Presiden Direktur dan CEO Vale, Bernardus Irmanto, menyatakan bahwa pinjaman ini merupakan cerminan komitmen perusahaan dalam mengintegrasikan aspek keberlanjutan ke dalam setiap keputusan strategis. Menurutnya, langkah ini sejalan dengan ambisi perusahaan untuk terus memproduksi nikel berkualitas dengan jejak karbon yang lebih rendah.

“Kami berkomitmen untuk terus menghadirkan nikel berkualitas tinggi dengan jejak karbon yang lebih rendah, sekaligus mendukung pengembangan industri hilirisasi nasional dan transisi energi global,” ujar Bernardus, Kamis (23/4).

Bernardus menambahkan bahwa posisi Vale sangat strategis mengingat permintaan nikel sebagai komponen utama baterai kendaraan listrik (EV) dan penyimpanan energi terus menanjak. Berdasarkan data International Energy Agency, kapasitas penyimpanan baterai global diproyeksikan melonjak 14 kali lipat, sementara permintaan baterai EV diperkirakan naik 7 kali lipat hingga tahun 2030.

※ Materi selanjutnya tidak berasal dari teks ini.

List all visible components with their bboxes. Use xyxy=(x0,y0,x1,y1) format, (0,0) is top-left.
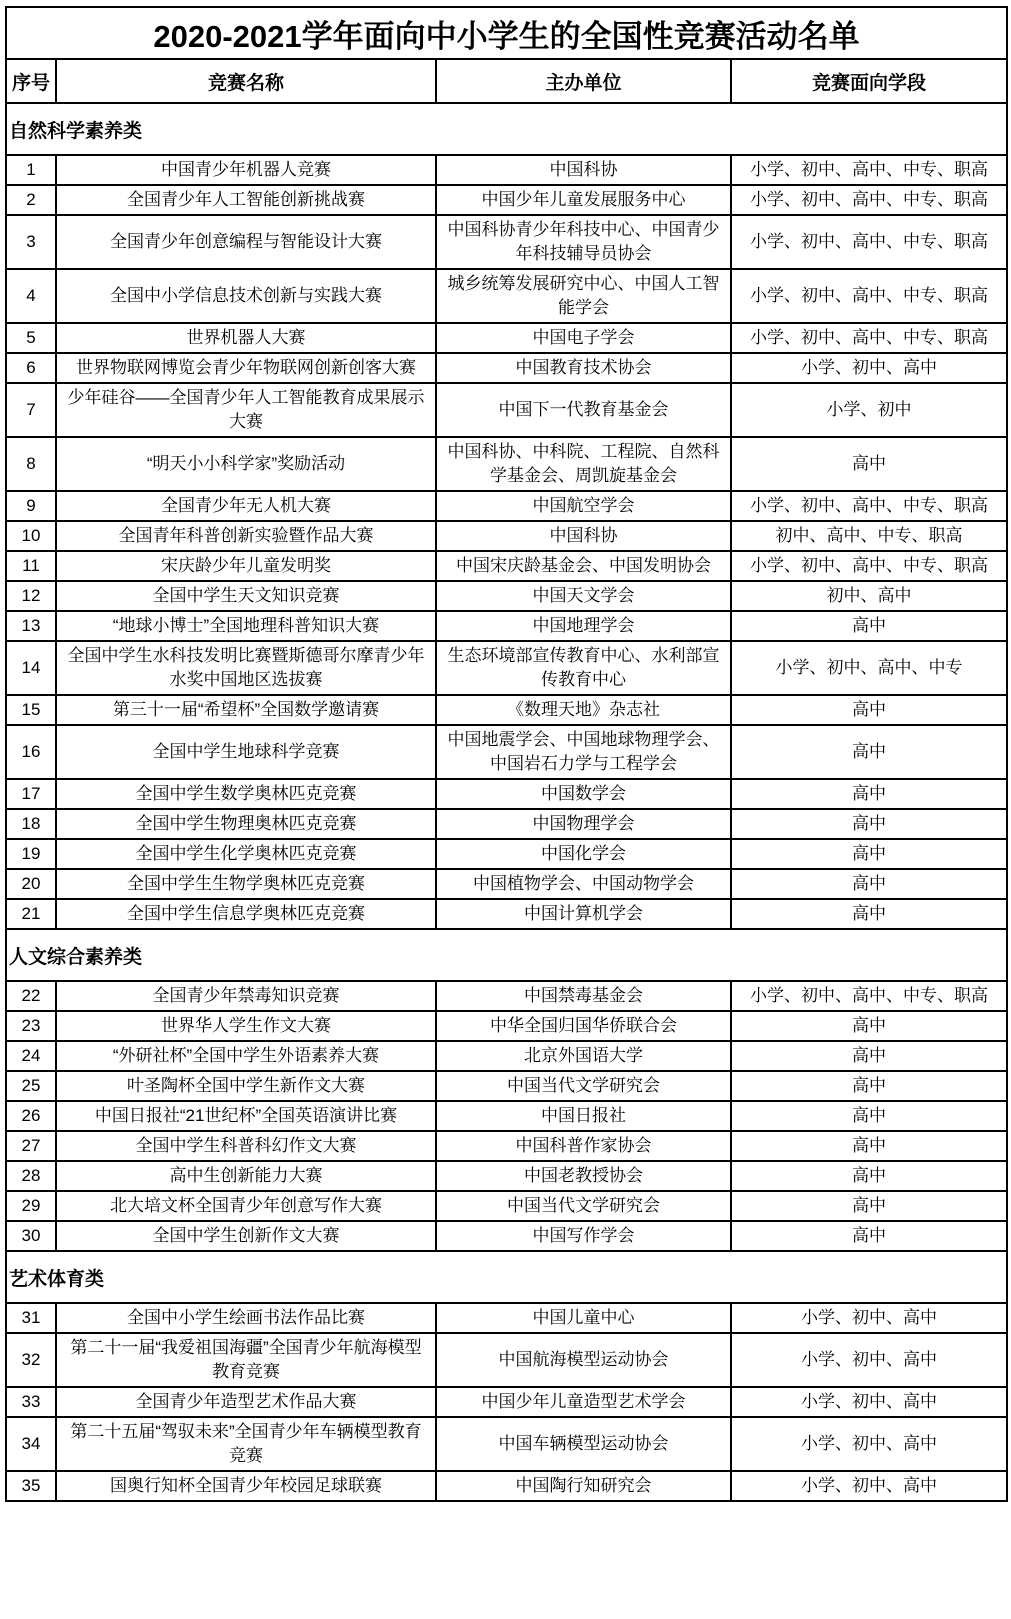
cell-levels: 高中 xyxy=(731,695,1007,725)
cell-name: 全国青年科普创新实验暨作品大赛 xyxy=(56,521,436,551)
cell-levels: 小学、初中、高中 xyxy=(731,1471,1007,1501)
cell-levels: 小学、初中、高中 xyxy=(731,1417,1007,1471)
cell-levels: 高中 xyxy=(731,1131,1007,1161)
cell-index: 7 xyxy=(6,383,56,437)
col-header-name: 竞赛名称 xyxy=(56,59,436,103)
cell-index: 33 xyxy=(6,1387,56,1417)
table-row xyxy=(6,491,1007,521)
cell-organizer: 中国科普作家协会 xyxy=(436,1131,731,1161)
cell-name: 全国中学生生物学奥林匹克竞赛 xyxy=(56,869,436,899)
cell-organizer: 中国电子学会 xyxy=(436,323,731,353)
table-row xyxy=(6,1191,1007,1221)
cell-organizer: 中国陶行知研究会 xyxy=(436,1471,731,1501)
cell-index: 16 xyxy=(6,725,56,779)
cell-index: 22 xyxy=(6,981,56,1011)
cell-organizer: 中国地理学会 xyxy=(436,611,731,641)
table-row xyxy=(6,611,1007,641)
table-row xyxy=(6,1221,1007,1251)
cell-levels: 高中 xyxy=(731,1071,1007,1101)
cell-organizer: 中国儿童中心 xyxy=(436,1303,731,1333)
page-title: 2020-2021学年面向中小学生的全国性竞赛活动名单 xyxy=(6,7,1007,59)
table-row xyxy=(6,581,1007,611)
cell-organizer: 中国航海模型运动协会 xyxy=(436,1333,731,1387)
cell-index: 30 xyxy=(6,1221,56,1251)
cell-levels: 小学、初中、高中、中专、职高 xyxy=(731,185,1007,215)
table-row xyxy=(6,551,1007,581)
cell-levels: 高中 xyxy=(731,1101,1007,1131)
table-row xyxy=(6,1417,1007,1471)
cell-name: 叶圣陶杯全国中学生新作文大赛 xyxy=(56,1071,436,1101)
cell-name: 第二十五届“驾驭未来”全国青少年车辆模型教育竞赛 xyxy=(56,1417,436,1471)
cell-index: 24 xyxy=(6,1041,56,1071)
cell-name: 全国中小学信息技术创新与实践大赛 xyxy=(56,269,436,323)
table-body xyxy=(6,103,1007,1501)
section-row xyxy=(6,103,1007,155)
cell-name: 全国中学生数学奥林匹克竞赛 xyxy=(56,779,436,809)
cell-organizer: 中国老教授协会 xyxy=(436,1161,731,1191)
cell-organizer: 中国少年儿童发展服务中心 xyxy=(436,185,731,215)
cell-index: 11 xyxy=(6,551,56,581)
cell-levels: 小学、初中、高中、中专、职高 xyxy=(731,155,1007,185)
cell-name: 全国中学生信息学奥林匹克竞赛 xyxy=(56,899,436,929)
title-row xyxy=(6,7,1007,59)
table-row xyxy=(6,155,1007,185)
cell-organizer: 《数理天地》杂志社 xyxy=(436,695,731,725)
cell-organizer: 中国教育技术协会 xyxy=(436,353,731,383)
table-row xyxy=(6,1161,1007,1191)
table-row xyxy=(6,1131,1007,1161)
cell-levels: 高中 xyxy=(731,899,1007,929)
cell-index: 10 xyxy=(6,521,56,551)
table-row xyxy=(6,869,1007,899)
cell-index: 25 xyxy=(6,1071,56,1101)
cell-organizer: 中国当代文学研究会 xyxy=(436,1071,731,1101)
table-row xyxy=(6,1387,1007,1417)
table-row xyxy=(6,899,1007,929)
cell-index: 13 xyxy=(6,611,56,641)
cell-levels: 高中 xyxy=(731,1161,1007,1191)
cell-organizer: 中国日报社 xyxy=(436,1101,731,1131)
table-row xyxy=(6,185,1007,215)
table-row xyxy=(6,1041,1007,1071)
section-header: 人文综合素养类 xyxy=(6,929,1007,981)
cell-index: 8 xyxy=(6,437,56,491)
cell-index: 2 xyxy=(6,185,56,215)
cell-name: 中国日报社“21世纪杯”全国英语演讲比赛 xyxy=(56,1101,436,1131)
table-row xyxy=(6,641,1007,695)
cell-levels: 高中 xyxy=(731,611,1007,641)
cell-organizer: 中国天文学会 xyxy=(436,581,731,611)
section-row xyxy=(6,929,1007,981)
cell-levels: 小学、初中、高中、中专、职高 xyxy=(731,215,1007,269)
cell-levels: 高中 xyxy=(731,1011,1007,1041)
table-row xyxy=(6,1333,1007,1387)
cell-organizer: 中国科协 xyxy=(436,155,731,185)
cell-organizer: 中国科协青少年科技中心、中国青少年科技辅导员协会 xyxy=(436,215,731,269)
cell-levels: 小学、初中、高中、中专 xyxy=(731,641,1007,695)
cell-levels: 初中、高中、中专、职高 xyxy=(731,521,1007,551)
cell-levels: 小学、初中 xyxy=(731,383,1007,437)
cell-organizer: 城乡统筹发展研究中心、中国人工智能学会 xyxy=(436,269,731,323)
cell-organizer: 中国航空学会 xyxy=(436,491,731,521)
cell-index: 19 xyxy=(6,839,56,869)
cell-index: 28 xyxy=(6,1161,56,1191)
cell-organizer: 中国地震学会、中国地球物理学会、中国岩石力学与工程学会 xyxy=(436,725,731,779)
cell-organizer: 中国植物学会、中国动物学会 xyxy=(436,869,731,899)
cell-name: 国奥行知杯全国青少年校园足球联赛 xyxy=(56,1471,436,1501)
cell-levels: 高中 xyxy=(731,839,1007,869)
cell-organizer: 中国下一代教育基金会 xyxy=(436,383,731,437)
cell-levels: 小学、初中、高中 xyxy=(731,1333,1007,1387)
table-row xyxy=(6,725,1007,779)
col-header-organizer: 主办单位 xyxy=(436,59,731,103)
table-row xyxy=(6,383,1007,437)
cell-name: 北大培文杯全国青少年创意写作大赛 xyxy=(56,1191,436,1221)
cell-levels: 高中 xyxy=(731,725,1007,779)
cell-organizer: 中国宋庆龄基金会、中国发明协会 xyxy=(436,551,731,581)
table-row xyxy=(6,437,1007,491)
cell-index: 23 xyxy=(6,1011,56,1041)
cell-levels: 小学、初中、高中 xyxy=(731,1387,1007,1417)
cell-organizer: 中国写作学会 xyxy=(436,1221,731,1251)
table-row xyxy=(6,1071,1007,1101)
cell-organizer: 中国科协 xyxy=(436,521,731,551)
table-row xyxy=(6,269,1007,323)
cell-index: 29 xyxy=(6,1191,56,1221)
section-row xyxy=(6,1251,1007,1303)
cell-organizer: 中华全国归国华侨联合会 xyxy=(436,1011,731,1041)
cell-index: 21 xyxy=(6,899,56,929)
cell-name: 全国中学生物理奥林匹克竞赛 xyxy=(56,809,436,839)
cell-organizer: 中国少年儿童造型艺术学会 xyxy=(436,1387,731,1417)
cell-name: 全国青少年创意编程与智能设计大赛 xyxy=(56,215,436,269)
cell-organizer: 中国计算机学会 xyxy=(436,899,731,929)
cell-organizer: 生态环境部宣传教育中心、水利部宣传教育中心 xyxy=(436,641,731,695)
cell-organizer: 中国当代文学研究会 xyxy=(436,1191,731,1221)
competitions-table xyxy=(5,6,1008,1502)
table-row xyxy=(6,1471,1007,1501)
cell-levels: 高中 xyxy=(731,1221,1007,1251)
cell-name: “明天小小科学家”奖励活动 xyxy=(56,437,436,491)
cell-name: 世界华人学生作文大赛 xyxy=(56,1011,436,1041)
cell-index: 9 xyxy=(6,491,56,521)
cell-index: 14 xyxy=(6,641,56,695)
cell-name: 少年硅谷——全国青少年人工智能教育成果展示大赛 xyxy=(56,383,436,437)
cell-name: 世界物联网博览会青少年物联网创新创客大赛 xyxy=(56,353,436,383)
cell-index: 34 xyxy=(6,1417,56,1471)
cell-levels: 初中、高中 xyxy=(731,581,1007,611)
cell-name: 全国中学生地球科学竞赛 xyxy=(56,725,436,779)
cell-name: 第三十一届“希望杯”全国数学邀请赛 xyxy=(56,695,436,725)
cell-organizer: 中国化学会 xyxy=(436,839,731,869)
cell-name: 全国中学生天文知识竞赛 xyxy=(56,581,436,611)
cell-name: 宋庆龄少年儿童发明奖 xyxy=(56,551,436,581)
cell-levels: 小学、初中、高中、中专、职高 xyxy=(731,269,1007,323)
cell-index: 27 xyxy=(6,1131,56,1161)
cell-name: 全国中学生水科技发明比赛暨斯德哥尔摩青少年水奖中国地区选拔赛 xyxy=(56,641,436,695)
table-row xyxy=(6,779,1007,809)
header-row xyxy=(6,59,1007,103)
cell-name: 全国青少年造型艺术作品大赛 xyxy=(56,1387,436,1417)
cell-name: 高中生创新能力大赛 xyxy=(56,1161,436,1191)
cell-levels: 小学、初中、高中 xyxy=(731,1303,1007,1333)
table-row xyxy=(6,809,1007,839)
cell-organizer: 中国物理学会 xyxy=(436,809,731,839)
cell-index: 26 xyxy=(6,1101,56,1131)
col-header-levels: 竞赛面向学段 xyxy=(731,59,1007,103)
cell-levels: 小学、初中、高中、中专、职高 xyxy=(731,551,1007,581)
cell-levels: 小学、初中、高中、中专、职高 xyxy=(731,323,1007,353)
cell-levels: 高中 xyxy=(731,1191,1007,1221)
cell-levels: 高中 xyxy=(731,779,1007,809)
cell-name: “外研社杯”全国中学生外语素养大赛 xyxy=(56,1041,436,1071)
table-row xyxy=(6,1101,1007,1131)
cell-name: 第二十一届“我爱祖国海疆”全国青少年航海模型教育竞赛 xyxy=(56,1333,436,1387)
table-row xyxy=(6,981,1007,1011)
cell-index: 17 xyxy=(6,779,56,809)
table-row xyxy=(6,1011,1007,1041)
table-row xyxy=(6,353,1007,383)
cell-organizer: 北京外国语大学 xyxy=(436,1041,731,1071)
cell-name: 世界机器人大赛 xyxy=(56,323,436,353)
cell-index: 35 xyxy=(6,1471,56,1501)
cell-levels: 高中 xyxy=(731,869,1007,899)
cell-index: 3 xyxy=(6,215,56,269)
section-header: 自然科学素养类 xyxy=(6,103,1007,155)
cell-index: 31 xyxy=(6,1303,56,1333)
cell-organizer: 中国数学会 xyxy=(436,779,731,809)
cell-levels: 高中 xyxy=(731,1041,1007,1071)
cell-index: 12 xyxy=(6,581,56,611)
col-header-index: 序号 xyxy=(6,59,56,103)
cell-index: 1 xyxy=(6,155,56,185)
table-row xyxy=(6,521,1007,551)
cell-name: 全国中学生化学奥林匹克竞赛 xyxy=(56,839,436,869)
cell-index: 5 xyxy=(6,323,56,353)
table-row xyxy=(6,215,1007,269)
section-header: 艺术体育类 xyxy=(6,1251,1007,1303)
cell-name: 中国青少年机器人竞赛 xyxy=(56,155,436,185)
cell-levels: 小学、初中、高中、中专、职高 xyxy=(731,491,1007,521)
cell-name: 全国青少年禁毒知识竞赛 xyxy=(56,981,436,1011)
cell-levels: 高中 xyxy=(731,437,1007,491)
cell-name: 全国中学生创新作文大赛 xyxy=(56,1221,436,1251)
cell-name: 全国青少年人工智能创新挑战赛 xyxy=(56,185,436,215)
cell-index: 4 xyxy=(6,269,56,323)
cell-index: 6 xyxy=(6,353,56,383)
cell-levels: 小学、初中、高中、中专、职高 xyxy=(731,981,1007,1011)
table-row xyxy=(6,695,1007,725)
cell-name: “地球小博士”全国地理科普知识大赛 xyxy=(56,611,436,641)
cell-index: 15 xyxy=(6,695,56,725)
cell-levels: 高中 xyxy=(731,809,1007,839)
cell-index: 20 xyxy=(6,869,56,899)
cell-organizer: 中国科协、中科院、工程院、自然科学基金会、周凯旋基金会 xyxy=(436,437,731,491)
cell-organizer: 中国车辆模型运动协会 xyxy=(436,1417,731,1471)
table-row xyxy=(6,1303,1007,1333)
cell-name: 全国青少年无人机大赛 xyxy=(56,491,436,521)
cell-organizer: 中国禁毒基金会 xyxy=(436,981,731,1011)
table-row xyxy=(6,323,1007,353)
table-row xyxy=(6,839,1007,869)
cell-levels: 小学、初中、高中 xyxy=(731,353,1007,383)
cell-index: 32 xyxy=(6,1333,56,1387)
cell-name: 全国中学生科普科幻作文大赛 xyxy=(56,1131,436,1161)
cell-index: 18 xyxy=(6,809,56,839)
cell-name: 全国中小学生绘画书法作品比赛 xyxy=(56,1303,436,1333)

Saat ini, Vale Indonesia mengedepankan operasional berbasis energi ramah lingkungan dengan memanfaatkan tiga pembangkit listrik tenaga air (PLTA) yang terintegrasi. Perusahaan juga terus meningkatkan keandalan infrastruktur PLTA guna mendukung elektrifikasi operasional secara bertahap demi menjaga intensitas karbon yang rendah.